AT-WA7500 and AT-WA7501 Installation and User’s Guide
187
Configuring
VLANs
Virtual LANs (VLANs) make it easy to create and manage logical groups of
wireless end devices that communicate as if they were on the same LAN.
You can group all wireless users on a particular VLAN in order to manage
the IP address space differently. Or, you can use VLANs to separate
secure and non-secure traffic. For example, you may grant your
employees full access to your network, while routing all traffic from visitors
to the Internet. The access points may be configured to participate in a
properly configured VLAN.
You can configure each 802.11g and 802.11a radio with up to four SSIDs,
creating up to four service sets.
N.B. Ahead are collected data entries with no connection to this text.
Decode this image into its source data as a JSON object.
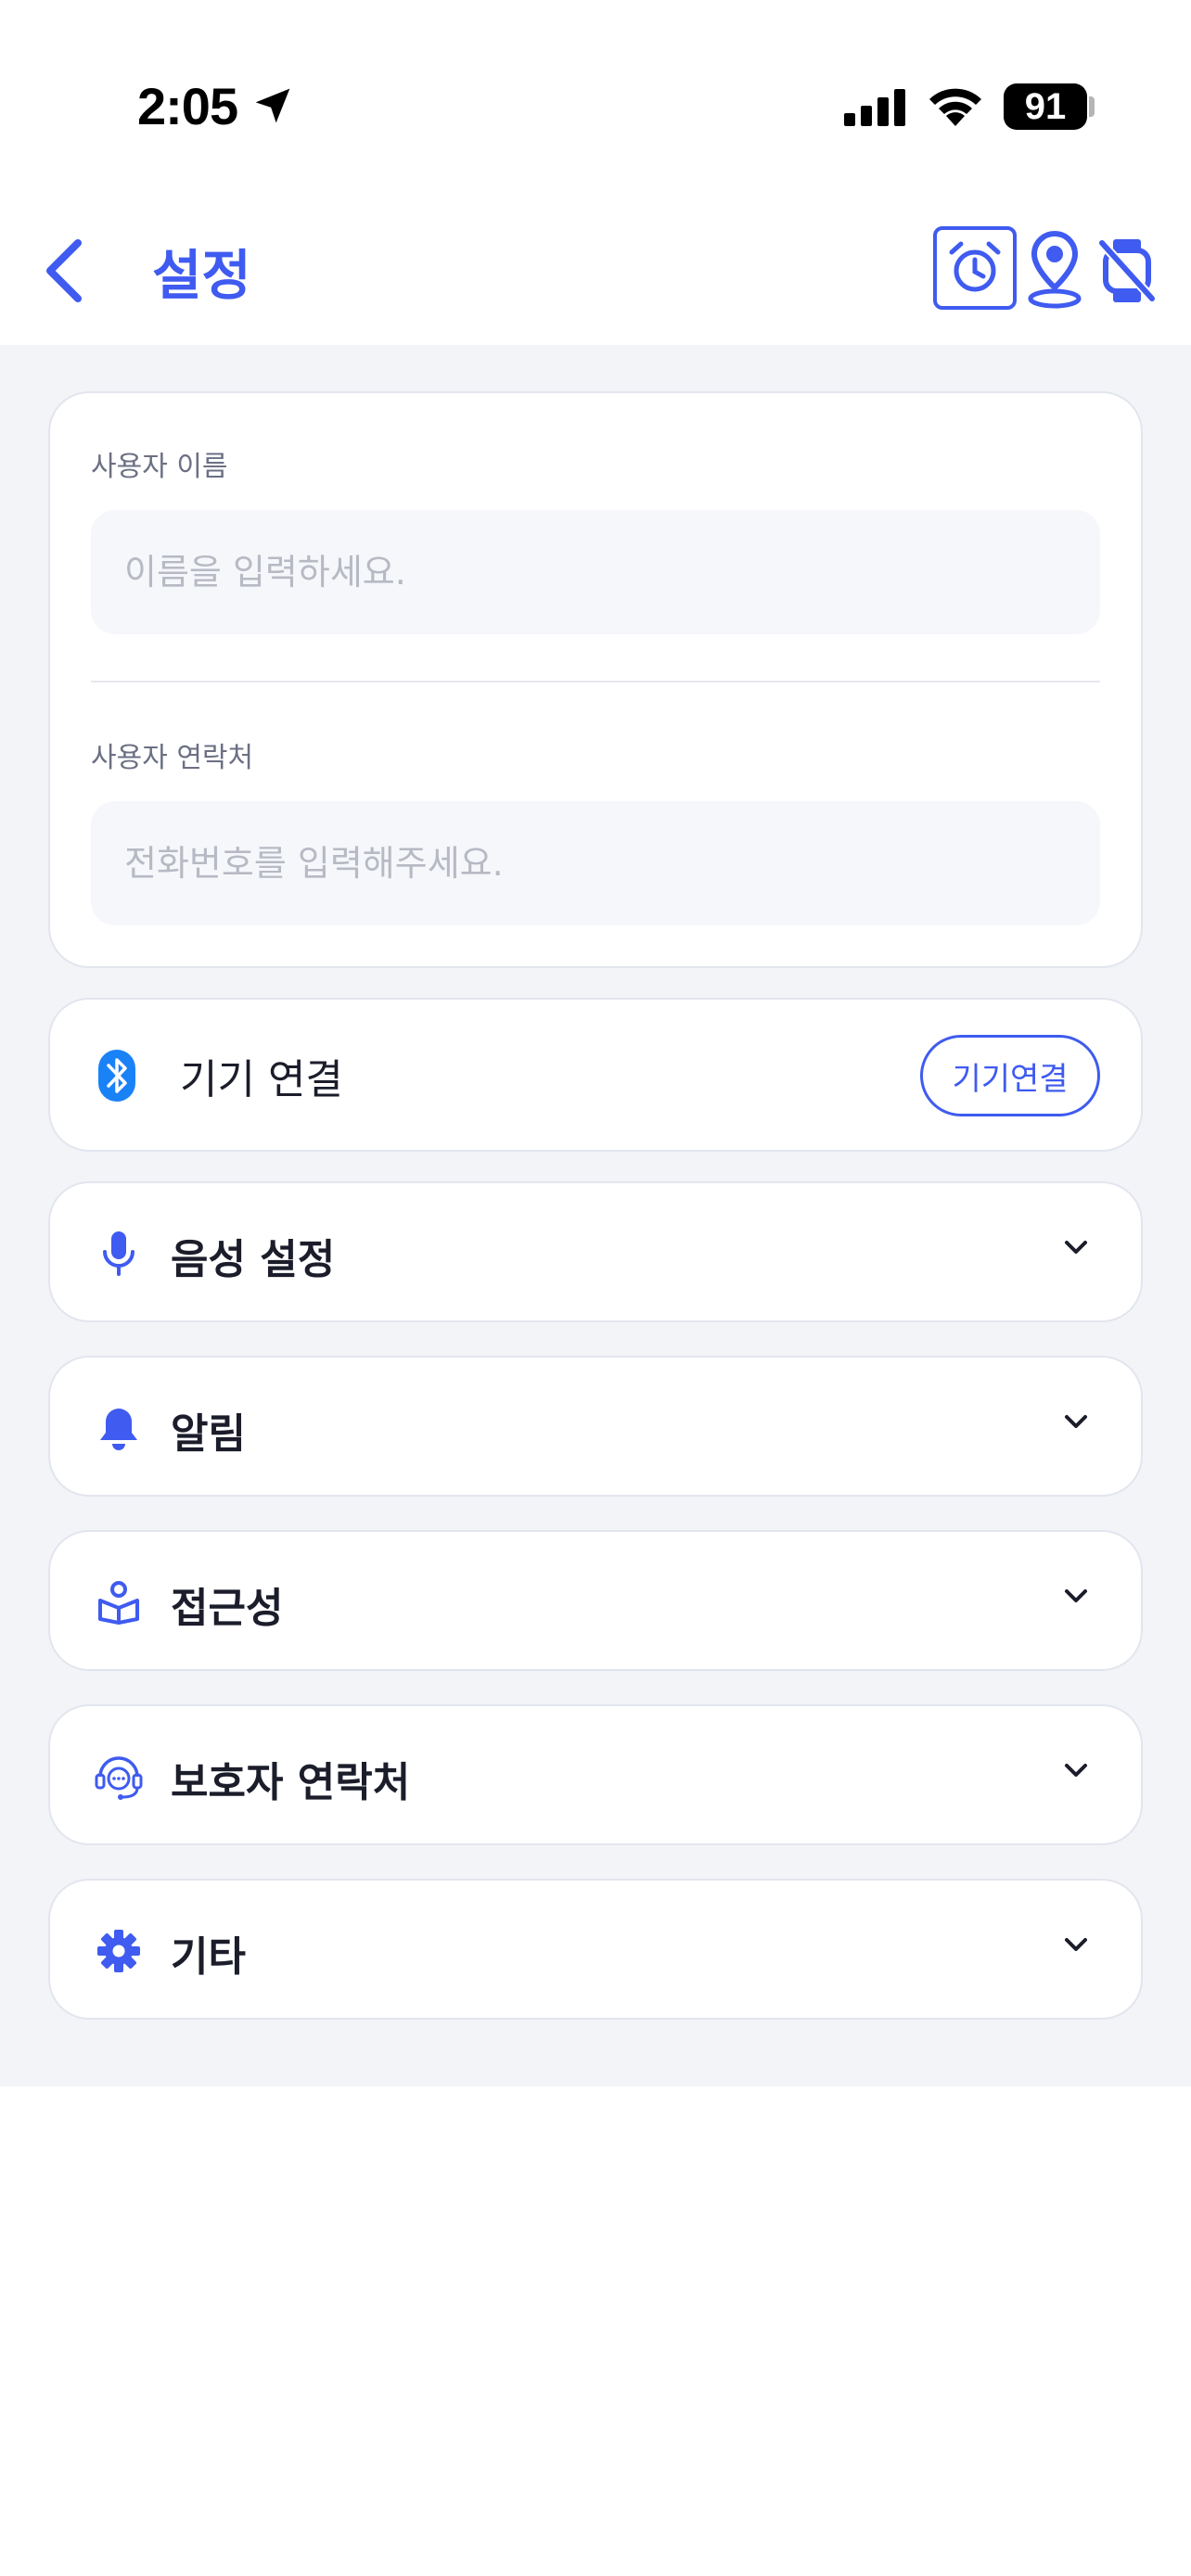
{
  "status_bar": {
    "time": "2:05",
    "battery": "91"
  },
  "nav": {
    "title": "설정"
  },
  "user": {
    "name_label": "사용자 이름",
    "name_placeholder": "이름을 입력하세요.",
    "contact_label": "사용자 연락처",
    "contact_placeholder": "전화번호를 입력해주세요."
  },
  "device": {
    "label": "기기 연결",
    "button": "기기연결"
  },
  "sections": [
    {
      "label": "음성 설정",
      "icon": "microphone-icon"
    },
    {
      "label": "알림",
      "icon": "bell-icon"
    },
    {
      "label": "접근성",
      "icon": "accessibility-icon"
    },
    {
      "label": "보호자 연락처",
      "icon": "headset-icon"
    },
    {
      "label": "기타",
      "icon": "gear-icon"
    }
  ],
  "colors": {
    "accent": "#3f5bf0",
    "background": "#f3f4f8"
  }
}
Each service set shares one physical
radio configuration, but you may customize its security configuration.
Therefore, each service set can be configured to support a separate
VLAN.
However, an 802.11b radio can be configured with only one SSID.
Therefore, each 802.11b radio can support only one VLAN, and you would
need multiple 802.11b radios to implement multiple VLANs.
You configure each radio (or each service set) as a master radio with a
unique SSID and security solution. Then, you distribute the SSID of the
secure network to your end devices and the SSID of the non-secure
network to your customers.
The access points support the 802.1Q standard for VLAN tagging. When
the access point receives a frame from an end device, it applies the
appropriate VLAN tag to the frame and then bridges the VLAN-tagged
frame to the wired network. If you configure the VLAN field to 1, no VLAN
tag will be applied and the frames will be put on the wired network as
normal Ethernet frames. A VLAN-capable Ethernet switch receives the
VLAN-tagged frame and routes it appropriately. Only VLAN-aware devices
understand frames with VLAN tags; end devices only understand and
accept frames that are meant for them that do not have a VLAN tag.
In order for the spanning tree to work, all access points must be on the
same Native port on the Ethernet switch. The switch must be able to
support a “hybrid” VLAN, which means the switch can support both VLAN-
tagged and normal Ethernet frames on the switch port. The access point
only encapsulates wireless traffic. Any communication with the access
point across the wired network is always normal Ethernet traffic.